Green Apple Goat Gulp



This is a funny little goat out at the horse pens; he's got one half-horn, but it's wrapped around his ear. When I pointed the camera at him for this shot, he quit chewing and stood very still. I think he was hoping I was cutting him off another piece of apple.

September 4, 2007

I'm Milking These Goats

Uh, milking these goat photos, should say, for all they're worth, anyway.

Here's another shot, very similar to another one of the same goat.
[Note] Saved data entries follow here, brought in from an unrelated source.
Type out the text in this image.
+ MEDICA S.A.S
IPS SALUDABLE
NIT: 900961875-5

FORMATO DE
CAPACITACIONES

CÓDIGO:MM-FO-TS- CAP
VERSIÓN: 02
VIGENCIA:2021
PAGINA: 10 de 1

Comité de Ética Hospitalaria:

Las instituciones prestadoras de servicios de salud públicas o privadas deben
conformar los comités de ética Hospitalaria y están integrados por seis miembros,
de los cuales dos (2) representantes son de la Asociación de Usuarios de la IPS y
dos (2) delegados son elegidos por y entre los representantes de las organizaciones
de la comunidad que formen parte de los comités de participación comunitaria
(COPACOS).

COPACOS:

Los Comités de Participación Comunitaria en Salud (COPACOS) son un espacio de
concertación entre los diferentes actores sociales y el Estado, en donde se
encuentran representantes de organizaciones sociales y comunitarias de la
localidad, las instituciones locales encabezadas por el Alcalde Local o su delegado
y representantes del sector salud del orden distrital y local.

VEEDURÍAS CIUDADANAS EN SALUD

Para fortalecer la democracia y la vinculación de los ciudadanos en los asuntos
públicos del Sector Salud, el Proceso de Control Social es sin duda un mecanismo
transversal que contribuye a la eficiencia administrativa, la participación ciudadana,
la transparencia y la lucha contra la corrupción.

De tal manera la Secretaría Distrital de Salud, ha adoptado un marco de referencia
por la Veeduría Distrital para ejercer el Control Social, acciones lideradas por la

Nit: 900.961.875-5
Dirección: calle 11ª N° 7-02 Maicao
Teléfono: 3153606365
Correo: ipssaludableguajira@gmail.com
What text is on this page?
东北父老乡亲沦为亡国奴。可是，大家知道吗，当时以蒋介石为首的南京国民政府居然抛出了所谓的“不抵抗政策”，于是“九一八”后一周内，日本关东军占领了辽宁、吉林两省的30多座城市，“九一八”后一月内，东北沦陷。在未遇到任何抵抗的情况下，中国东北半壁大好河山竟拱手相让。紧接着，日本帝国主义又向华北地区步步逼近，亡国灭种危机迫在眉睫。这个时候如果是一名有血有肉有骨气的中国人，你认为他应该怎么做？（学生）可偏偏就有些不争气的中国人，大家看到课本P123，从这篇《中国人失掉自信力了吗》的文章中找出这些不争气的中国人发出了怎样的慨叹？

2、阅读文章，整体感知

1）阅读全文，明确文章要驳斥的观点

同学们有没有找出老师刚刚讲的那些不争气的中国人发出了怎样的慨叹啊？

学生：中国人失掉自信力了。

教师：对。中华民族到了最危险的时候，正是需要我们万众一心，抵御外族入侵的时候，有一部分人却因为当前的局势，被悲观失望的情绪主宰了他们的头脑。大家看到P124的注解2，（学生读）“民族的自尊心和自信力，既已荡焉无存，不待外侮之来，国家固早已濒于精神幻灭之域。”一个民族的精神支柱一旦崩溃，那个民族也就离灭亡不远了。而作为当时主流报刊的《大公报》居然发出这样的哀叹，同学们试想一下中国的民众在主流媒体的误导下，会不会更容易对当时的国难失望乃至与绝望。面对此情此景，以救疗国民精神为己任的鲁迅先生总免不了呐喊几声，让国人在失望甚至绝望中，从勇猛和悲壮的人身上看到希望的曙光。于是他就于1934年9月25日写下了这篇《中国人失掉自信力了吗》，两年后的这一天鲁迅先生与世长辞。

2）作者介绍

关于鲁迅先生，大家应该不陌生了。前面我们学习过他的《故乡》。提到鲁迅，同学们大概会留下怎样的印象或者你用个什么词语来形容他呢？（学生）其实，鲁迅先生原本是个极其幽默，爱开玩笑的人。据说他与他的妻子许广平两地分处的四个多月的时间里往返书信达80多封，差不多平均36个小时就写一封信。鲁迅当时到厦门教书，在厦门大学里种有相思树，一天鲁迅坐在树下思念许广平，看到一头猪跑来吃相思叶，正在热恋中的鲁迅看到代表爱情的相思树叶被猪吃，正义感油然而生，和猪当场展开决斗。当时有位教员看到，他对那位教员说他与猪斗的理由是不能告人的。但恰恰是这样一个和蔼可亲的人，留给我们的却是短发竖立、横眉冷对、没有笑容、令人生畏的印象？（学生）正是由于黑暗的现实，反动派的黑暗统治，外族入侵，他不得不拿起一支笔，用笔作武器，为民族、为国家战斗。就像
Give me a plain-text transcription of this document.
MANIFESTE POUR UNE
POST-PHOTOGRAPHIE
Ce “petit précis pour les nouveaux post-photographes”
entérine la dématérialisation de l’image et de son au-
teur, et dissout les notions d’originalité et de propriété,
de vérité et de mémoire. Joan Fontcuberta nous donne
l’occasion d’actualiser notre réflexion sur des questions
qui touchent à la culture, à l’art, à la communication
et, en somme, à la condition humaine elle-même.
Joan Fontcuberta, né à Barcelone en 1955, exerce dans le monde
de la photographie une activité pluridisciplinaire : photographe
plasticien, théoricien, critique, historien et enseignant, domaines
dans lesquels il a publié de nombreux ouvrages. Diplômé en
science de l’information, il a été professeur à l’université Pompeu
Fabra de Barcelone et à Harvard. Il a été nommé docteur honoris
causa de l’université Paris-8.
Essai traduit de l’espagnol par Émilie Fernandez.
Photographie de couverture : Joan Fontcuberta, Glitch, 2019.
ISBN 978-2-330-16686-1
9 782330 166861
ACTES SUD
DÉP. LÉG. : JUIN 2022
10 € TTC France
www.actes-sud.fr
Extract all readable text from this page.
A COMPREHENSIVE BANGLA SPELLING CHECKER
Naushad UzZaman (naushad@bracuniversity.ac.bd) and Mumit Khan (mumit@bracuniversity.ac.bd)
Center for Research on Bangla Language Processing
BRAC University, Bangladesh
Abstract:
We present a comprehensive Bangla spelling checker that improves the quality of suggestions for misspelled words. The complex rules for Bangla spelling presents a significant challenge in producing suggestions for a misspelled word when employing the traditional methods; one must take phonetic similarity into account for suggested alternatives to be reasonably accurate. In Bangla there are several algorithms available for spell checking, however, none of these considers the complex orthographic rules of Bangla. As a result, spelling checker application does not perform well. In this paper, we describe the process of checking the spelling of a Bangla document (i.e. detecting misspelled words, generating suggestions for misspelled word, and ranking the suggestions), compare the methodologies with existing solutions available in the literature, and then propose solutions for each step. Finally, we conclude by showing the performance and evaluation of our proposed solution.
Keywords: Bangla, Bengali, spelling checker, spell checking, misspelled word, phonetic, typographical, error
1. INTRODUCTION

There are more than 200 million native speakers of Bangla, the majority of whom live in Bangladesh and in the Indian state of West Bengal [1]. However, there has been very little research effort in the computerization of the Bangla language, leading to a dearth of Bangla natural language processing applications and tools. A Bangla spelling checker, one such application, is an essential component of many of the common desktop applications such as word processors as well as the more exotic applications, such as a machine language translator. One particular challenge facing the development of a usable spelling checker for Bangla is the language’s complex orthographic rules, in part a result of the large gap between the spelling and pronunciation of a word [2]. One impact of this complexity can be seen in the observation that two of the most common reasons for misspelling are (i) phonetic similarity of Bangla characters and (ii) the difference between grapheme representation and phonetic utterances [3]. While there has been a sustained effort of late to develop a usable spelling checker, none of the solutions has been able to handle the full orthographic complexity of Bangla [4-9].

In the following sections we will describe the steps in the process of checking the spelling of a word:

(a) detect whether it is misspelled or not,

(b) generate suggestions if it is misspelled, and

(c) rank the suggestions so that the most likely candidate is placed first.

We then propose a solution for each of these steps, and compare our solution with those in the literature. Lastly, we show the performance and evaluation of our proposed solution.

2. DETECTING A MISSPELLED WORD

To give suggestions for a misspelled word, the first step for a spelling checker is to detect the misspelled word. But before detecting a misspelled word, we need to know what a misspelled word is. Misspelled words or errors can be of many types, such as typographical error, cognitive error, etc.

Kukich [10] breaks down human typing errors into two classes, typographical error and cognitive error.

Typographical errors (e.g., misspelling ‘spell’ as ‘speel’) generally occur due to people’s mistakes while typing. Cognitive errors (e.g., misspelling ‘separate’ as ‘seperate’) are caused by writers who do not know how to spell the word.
But, I HAVE milked a goat. We had goats when I was growing up; oh, not a lot of 'em, but my dad (as he was prone to do) did some trading for a few of them. I think he had some sort of vision of being a goat rancher, or maybe he was just drunk as a skunk when he traded for them. We did have a nanny and I milked her for my dad's now-and-then glass of raw goat milk. Gag. My show pig and the cats and dogs we always had got the most of it until the nanny had a kid.

I remember it well; I had just turned 16, got my driver's license and a beat up '62 Pontiac Tempest (similar to a Corvair) for fifty bucks. Me 'n Dad had worked on that thing for quite a while, overhauling the tranny and fixin' some cancer spots on it and painting it back to the surprisingly lovely original maroon color. All-in-all, it was a pretty good job, considerin' it had all been done in the garage.

Then we got the goats.

Goats, as you may or may not know, are climbers, and they shunned all of our other vehicles in order to perch on top of my new/used car. Of course, the paint job went to hell under their cloven hoofs, and no matter what I did to them -- siccin' the dog on 'em, runnin' out and yellin' at them or even pepperin' 'em with my trusty childhood Daisy BB gun did the trick and kept them off the top of my precious little car.

The little female goats were pretty sweet, other than the fact that they enjoyed using my Pontiac as a substitute for a rocky craig. The billy, though...he was a piece of work. I do not know why male goats do this, but he was like all the others I've seen or heard about, and liked to pee on his whiskers and consequently stunk to high heaven. It's supposed to be an attraction to female goats, but I'm not for sure that it'd work on human girls.

I got the pressure to reach MY chin, but I can't grow a beard anyway, so.....

That goat sure tasted good though, later that summer, barbequed for several hours over hot coals in a pit I gladly helped dig in an empty spot out in the garden. This came about when, after Dad had bought a nice, but used Chrysler, the goats found it to be a better vantage point than my car. The female goats escaped the billy's fate, being traded to some Mexican for an old Dodge pickup. Come to think of it, they probably wound up in tamales anyway.

Bet they were good.

(this is basically the text of an email I sent to my friend Barb after she sent me some photos of her own new goats. I had to clean it up to post it here.)

Goat Grin

With a slight underbite


August 16, 2007

Good Grief, Gobs of Goats!

"Hey, take MY picture!" this goat seemed to say to me as I was out taking photos of the mules, chickens, dogs and misc. other creatures out at the horse lots west of the Pampa city limits.



I swear, it kept bleating as if talking to me, but I think it was telling this other goat that it really shouldn't be outside the gate.



On down the road there was an entire pen full of goats and a couple of black sheep. I'm familiar with black sheep so I didn't take any photos. (seriously, they were shy and ran into the little barn when I got close. If you'll click the photo below you'll get a larger view and can see one of them, directly in the middle of all the other animals)



I love to take photos of goat's faces; they're so interesting and expressive.



I liked the coloration of this one, but when I'd poke my camera through the fence wire to get an unobstructed shot, he'd turn his head or another goat would try to eat my camera.



I finally lured him into a frontal view with the offer of some tasty weeds.



Well, HE thought they were tasty; I'm more into spinach and endive.